A indústria de materiais de construção projeta um crescimento moderado de 1,9% em 2026, em um cenário marcado por incertezas econômicas e desafios no acesso ao crédito. A estimativa da Associação Brasileira da Indústria de Materiais de Construção (Abramat) se apoia, principalmente, na expectativa de melhora ao longo do segundo semestre e na continuidade de programas habitacionais.
Segundo o presidente-executivo da entidade, Paulo Engler, mesmo diante de um início de ano mais complexo, a perspectiva é de avanço gradual. “Acreditamos que o segundo semestre vai ser bom, então mantemos a projeção de crescimento de 1,9% para 2026”.
Na avaliação de Engler, os fatores que sustentam essa expectativa está o desempenho de iniciativas como o “Minha Casa, Minha Vida” e o Reforma Casa Brasil. “Há uma perspectiva de um milhão de moradias em 2026, o que, se acontecer, será ótimo para a indústria”.
“Sobre o Reforma Casa Brasil, é um programa bem elaborado, mas a limitação de acesso ao crédito pela população de baixa renda tem restringido a liberação de recursos. Caso isso seja superado, o setor será afetado positivamente”, acrescenta.
Apesar dessas apostas, o cenário segue desafiador. Segundo Engler, a taxa de juros elevada e o alto nível de endividamento das famílias continuam sendo obstáculos importantes. “A taxa continua muito alta, em 14,75%, o que dificulta o acesso ao crédito. Além disso, cerca de 80% das famílias com renda até R$ 3.300 estão endividadas, o que limita o consumo”.
O presidente da Abramat lembra ainda que o ambiente internacional também adiciona pressão. “Esse conflito no Oriente Médio tem impactado os custos de insumos. Os preços, principalmente de combustível, têm afetado fortemente o valor final dos materiais de construção. Já houve repasses, e essa situação ainda é imprevisível”, afirma.

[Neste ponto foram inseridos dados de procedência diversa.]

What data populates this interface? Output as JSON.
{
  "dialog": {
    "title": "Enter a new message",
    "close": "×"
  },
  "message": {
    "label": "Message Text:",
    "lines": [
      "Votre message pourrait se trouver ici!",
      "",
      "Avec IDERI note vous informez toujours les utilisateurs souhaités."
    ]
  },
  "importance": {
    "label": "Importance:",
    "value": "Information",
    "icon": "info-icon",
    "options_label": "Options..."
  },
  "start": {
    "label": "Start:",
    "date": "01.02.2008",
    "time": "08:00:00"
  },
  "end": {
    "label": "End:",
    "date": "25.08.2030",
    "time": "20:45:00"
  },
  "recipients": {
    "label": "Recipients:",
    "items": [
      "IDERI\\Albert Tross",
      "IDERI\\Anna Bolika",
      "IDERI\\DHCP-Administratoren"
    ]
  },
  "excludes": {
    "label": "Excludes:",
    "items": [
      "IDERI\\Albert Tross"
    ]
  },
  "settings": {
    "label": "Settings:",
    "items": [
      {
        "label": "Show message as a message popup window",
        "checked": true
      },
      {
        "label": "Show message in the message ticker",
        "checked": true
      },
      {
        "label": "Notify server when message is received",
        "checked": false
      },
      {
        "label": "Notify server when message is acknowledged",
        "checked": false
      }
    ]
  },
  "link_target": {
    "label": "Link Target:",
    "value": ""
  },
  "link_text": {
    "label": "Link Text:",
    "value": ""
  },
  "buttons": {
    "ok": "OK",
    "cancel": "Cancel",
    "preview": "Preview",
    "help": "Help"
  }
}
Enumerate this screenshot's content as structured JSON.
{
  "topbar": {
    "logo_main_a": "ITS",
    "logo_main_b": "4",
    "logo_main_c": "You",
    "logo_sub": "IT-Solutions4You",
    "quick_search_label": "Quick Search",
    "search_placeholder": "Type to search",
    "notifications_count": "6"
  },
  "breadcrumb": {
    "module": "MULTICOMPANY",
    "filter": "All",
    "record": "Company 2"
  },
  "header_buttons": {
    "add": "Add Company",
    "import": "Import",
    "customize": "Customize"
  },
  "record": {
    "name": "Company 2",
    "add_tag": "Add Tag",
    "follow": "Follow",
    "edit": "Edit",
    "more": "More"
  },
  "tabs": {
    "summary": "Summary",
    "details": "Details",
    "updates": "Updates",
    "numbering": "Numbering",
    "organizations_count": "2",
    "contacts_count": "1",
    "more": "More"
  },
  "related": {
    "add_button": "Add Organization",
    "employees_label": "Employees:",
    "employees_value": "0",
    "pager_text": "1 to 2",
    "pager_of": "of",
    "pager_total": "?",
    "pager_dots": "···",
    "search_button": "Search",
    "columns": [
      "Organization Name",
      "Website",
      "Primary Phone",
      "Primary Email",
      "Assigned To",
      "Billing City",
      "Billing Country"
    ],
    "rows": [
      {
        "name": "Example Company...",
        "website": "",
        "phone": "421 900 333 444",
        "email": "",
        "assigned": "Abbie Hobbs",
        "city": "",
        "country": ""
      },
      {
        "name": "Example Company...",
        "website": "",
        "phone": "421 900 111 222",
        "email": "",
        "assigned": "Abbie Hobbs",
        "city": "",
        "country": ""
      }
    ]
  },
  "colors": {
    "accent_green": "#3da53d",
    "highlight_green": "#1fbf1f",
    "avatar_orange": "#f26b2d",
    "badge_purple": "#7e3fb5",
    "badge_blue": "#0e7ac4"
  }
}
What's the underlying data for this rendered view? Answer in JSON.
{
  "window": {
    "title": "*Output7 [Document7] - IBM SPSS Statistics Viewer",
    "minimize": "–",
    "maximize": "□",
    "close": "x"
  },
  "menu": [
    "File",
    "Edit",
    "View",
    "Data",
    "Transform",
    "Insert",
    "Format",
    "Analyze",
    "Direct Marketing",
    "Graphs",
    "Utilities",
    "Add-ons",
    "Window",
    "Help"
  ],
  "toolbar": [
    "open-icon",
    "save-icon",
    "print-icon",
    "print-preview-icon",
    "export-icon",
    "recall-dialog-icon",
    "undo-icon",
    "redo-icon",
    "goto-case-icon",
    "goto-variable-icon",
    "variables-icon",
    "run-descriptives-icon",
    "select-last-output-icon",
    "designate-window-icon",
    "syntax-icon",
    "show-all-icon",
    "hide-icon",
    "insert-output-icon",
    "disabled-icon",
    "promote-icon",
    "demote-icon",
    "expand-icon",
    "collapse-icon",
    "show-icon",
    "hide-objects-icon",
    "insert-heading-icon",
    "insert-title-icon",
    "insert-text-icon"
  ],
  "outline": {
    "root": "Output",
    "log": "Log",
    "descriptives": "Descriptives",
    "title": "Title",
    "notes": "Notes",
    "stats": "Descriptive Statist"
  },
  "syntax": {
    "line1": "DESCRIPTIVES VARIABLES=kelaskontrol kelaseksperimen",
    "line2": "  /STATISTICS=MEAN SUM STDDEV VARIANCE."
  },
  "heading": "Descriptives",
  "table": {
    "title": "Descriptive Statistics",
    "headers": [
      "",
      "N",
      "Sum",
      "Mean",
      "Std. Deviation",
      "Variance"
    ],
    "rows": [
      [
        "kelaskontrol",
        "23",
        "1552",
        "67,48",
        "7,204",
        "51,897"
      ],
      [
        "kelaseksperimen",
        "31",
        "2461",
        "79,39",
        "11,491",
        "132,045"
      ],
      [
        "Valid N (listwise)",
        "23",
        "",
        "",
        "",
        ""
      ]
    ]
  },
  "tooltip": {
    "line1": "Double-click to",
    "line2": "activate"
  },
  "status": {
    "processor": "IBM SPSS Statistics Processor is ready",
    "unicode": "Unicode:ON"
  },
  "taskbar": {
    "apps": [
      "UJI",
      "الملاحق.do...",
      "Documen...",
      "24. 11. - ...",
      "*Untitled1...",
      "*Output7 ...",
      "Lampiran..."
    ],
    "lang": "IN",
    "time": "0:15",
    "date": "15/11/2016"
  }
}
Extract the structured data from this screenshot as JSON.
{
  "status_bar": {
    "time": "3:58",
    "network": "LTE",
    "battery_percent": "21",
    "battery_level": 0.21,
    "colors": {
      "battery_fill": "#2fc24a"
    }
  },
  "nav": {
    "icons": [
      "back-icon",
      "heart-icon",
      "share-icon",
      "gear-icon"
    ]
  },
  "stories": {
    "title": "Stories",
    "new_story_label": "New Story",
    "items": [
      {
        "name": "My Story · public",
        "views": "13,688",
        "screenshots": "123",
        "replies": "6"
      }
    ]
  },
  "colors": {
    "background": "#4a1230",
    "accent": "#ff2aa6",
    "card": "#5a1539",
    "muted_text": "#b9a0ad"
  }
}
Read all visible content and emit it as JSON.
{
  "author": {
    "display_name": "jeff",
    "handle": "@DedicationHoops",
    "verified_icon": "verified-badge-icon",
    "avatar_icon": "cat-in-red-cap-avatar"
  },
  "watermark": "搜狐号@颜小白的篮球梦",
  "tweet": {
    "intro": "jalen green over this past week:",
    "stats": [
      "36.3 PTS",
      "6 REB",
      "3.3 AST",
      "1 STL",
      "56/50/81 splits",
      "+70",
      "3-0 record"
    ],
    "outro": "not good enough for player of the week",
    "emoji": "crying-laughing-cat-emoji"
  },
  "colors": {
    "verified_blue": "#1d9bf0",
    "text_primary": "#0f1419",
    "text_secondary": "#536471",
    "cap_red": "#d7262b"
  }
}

Dentro desse contexto, a trajetória dos juros será determinante. “Se houver uma queda mais acelerada, teremos melhores condições de financiamento. Caso contrário, a tendência é de manutenção do cenário atual, o que pode afetar a nossa projeção”, afirma Engler.
Crescimento em março
Após esse pano de fundo, os dados mais recentes da Abramat indicam um início de recuperação. Em março, a indústria voltou a crescer após nove meses de retração na comparação anual. O faturamento avançou 3,1% em relação a fevereiro, com ajuste sazonal, e 1,6% frente ao mesmo mês de 2025. Apesar do avanço pontual, os indicadores acumulados ainda mostram fragilidade: queda de 4% no ano e de 3,3% em 12 meses.
Mesmo assim, o dirigente evita tratar o resultado como uma mudança consolidada de tendência. “Janeiro, fevereiro e março vieram com um resultado interessante. Imaginávamos que, mantendo essa constância, conseguiríamos ter uma mudança de cenário. Porém, a guerra no Oriente Médio mudou muita coisa”.
O desempenho do mês foi puxado pelos materiais básicos, que cresceram mais que os de acabamento, comportamento que reflete a realidade das famílias. “A venda de material básico mantém uma constância, porque envolve obras essenciais. Já o acabamento depende mais de financiamento, e as famílias estão muito endividadas e com juros altos”, conclui Engler.